Sitting back down into my seat and facing forward, our roller coaster adventure ended a few minutes later with our driver stopping in the middle of Thamel.
“Here is Thamel!” Our guide exclaimed.
Before getting into the taxi, I knew that something like this was going to happen and was prepared. Still shell shocked from their horrific ride, they slowly came out of it, loosening their grip from the seat and getting out of the car. The driver had pulled into a guesthouse and told us that it was a great place to stay. He got our luggage out of the trunk and set it on the ground. Our initial plan before leaving the airport was to walk around Thamel and try to find a nice place to stay. At this point, they didn’t care where we stayed. It only took about 2 seconds to agree on a room at the hotel that the driver had dropped us off at.

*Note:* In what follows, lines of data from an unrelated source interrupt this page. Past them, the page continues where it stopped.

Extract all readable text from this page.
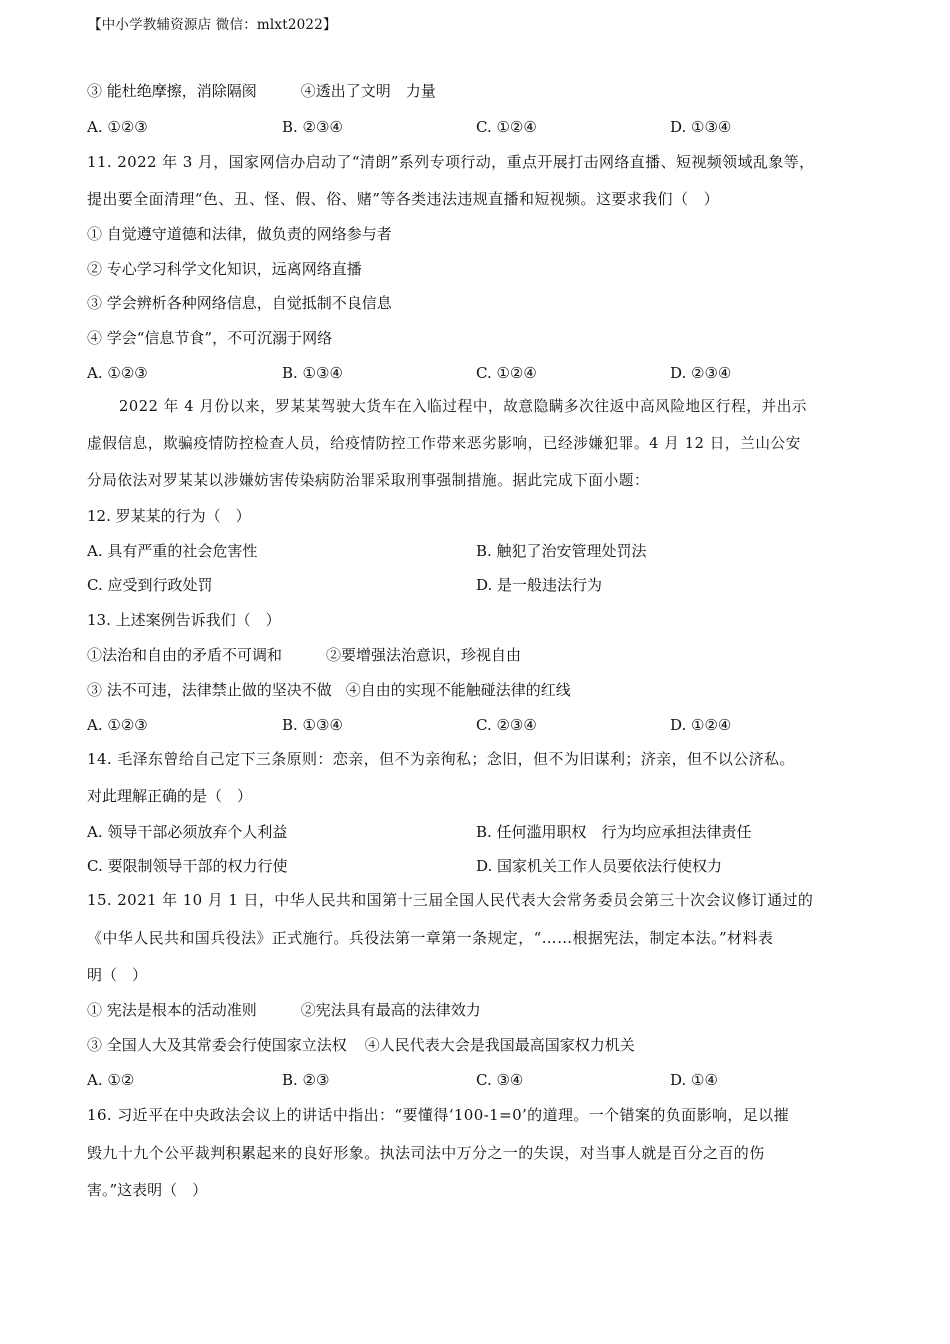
【中小学教辅资源店 微信：mlxt2022】
③ 能杜绝摩擦，消除隔阂	④透出了文明　力量
A. ①②③	B. ②③④	C. ①②④	D. ①③④
11. 2022 年 3 月，国家网信办启动了“清朗”系列专项行动，重点开展打击网络直播、短视频领域乱象等，
提出要全面清理“色、丑、怪、假、俗、赌”等各类违法违规直播和短视频。这要求我们（　）
① 自觉遵守道德和法律，做负责的网络参与者
② 专心学习科学文化知识，远离网络直播
③ 学会辨析各种网络信息，自觉抵制不良信息
④ 学会“信息节食”，不可沉溺于网络
A. ①②③	B. ①③④	C. ①②④	D. ②③④
2022 年 4 月份以来，罗某某驾驶大货车在入临过程中，故意隐瞒多次往返中高风险地区行程，并出示
虚假信息，欺骗疫情防控检查人员，给疫情防控工作带来恶劣影响，已经涉嫌犯罪。4 月 12 日，兰山公安
分局依法对罗某某以涉嫌妨害传染病防治罪采取刑事强制措施。据此完成下面小题：
12. 罗某某的行为（　）
A. 具有严重的社会危害性	B. 触犯了治安管理处罚法
C. 应受到行政处罚	D. 是一般违法行为
13. 上述案例告诉我们（　）
①法治和自由的矛盾不可调和	②要增强法治意识，珍视自由
③ 法不可违，法律禁止做的坚决不做 ④自由的实现不能触碰法律的红线
A. ①②③	B. ①③④	C. ②③④	D. ①②④
14. 毛泽东曾给自己定下三条原则：恋亲，但不为亲徇私；念旧，但不为旧谋利；济亲，但不以公济私。
对此理解正确的是（　）
A. 领导干部必须放弃个人利益	B. 任何滥用职权　行为均应承担法律责任
C. 要限制领导干部的权力行使	D. 国家机关工作人员要依法行使权力
15. 2021 年 10 月 1 日，中华人民共和国第十三届全国人民代表大会常务委员会第三十次会议修订通过的
《中华人民共和国兵役法》正式施行。兵役法第一章第一条规定，“……根据宪法，制定本法。”材料表
明（　）
① 宪法是根本的活动准则	②宪法具有最高的法律效力
③ 全国人大及其常委会行使国家立法权 ④人民代表大会是我国最高国家权力机关
A. ①②	B. ②③	C. ③④	D. ①④
16. 习近平在中央政法会议上的讲话中指出：“要懂得‘100-1=0’的道理。一个错案的负面影响，足以摧
毁九十九个公平裁判积累起来的良好形象。执法司法中万分之一的失误，对当事人就是百分之百的伤
害。”这表明（　）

Reaching our room, everybody’s adrenalin had worn off and they collapsed on their beds. Laughing to myself I calmly said, “Remember at the airport when I said that was the last moment of sanity for the next three days? We still have a seven-hour drive to get to the mountains to start our hike! Does anybody want to call shotgun right now?”
They all rolled their eyes at me, thinking that I was crazy. At this point, all they could concentrate on was the back of their eyelids and their pillow. After they were asleep, I went outside to walk around, only to find our driver outside with a nice smile on his face. Approaching me, he shook my hand and proudly said, “My friend, do you need a driver for tomorrow?” With a small smirk on my face I inquired, “Do you have an appointment in a few days? We need a ride to the Himalayas!”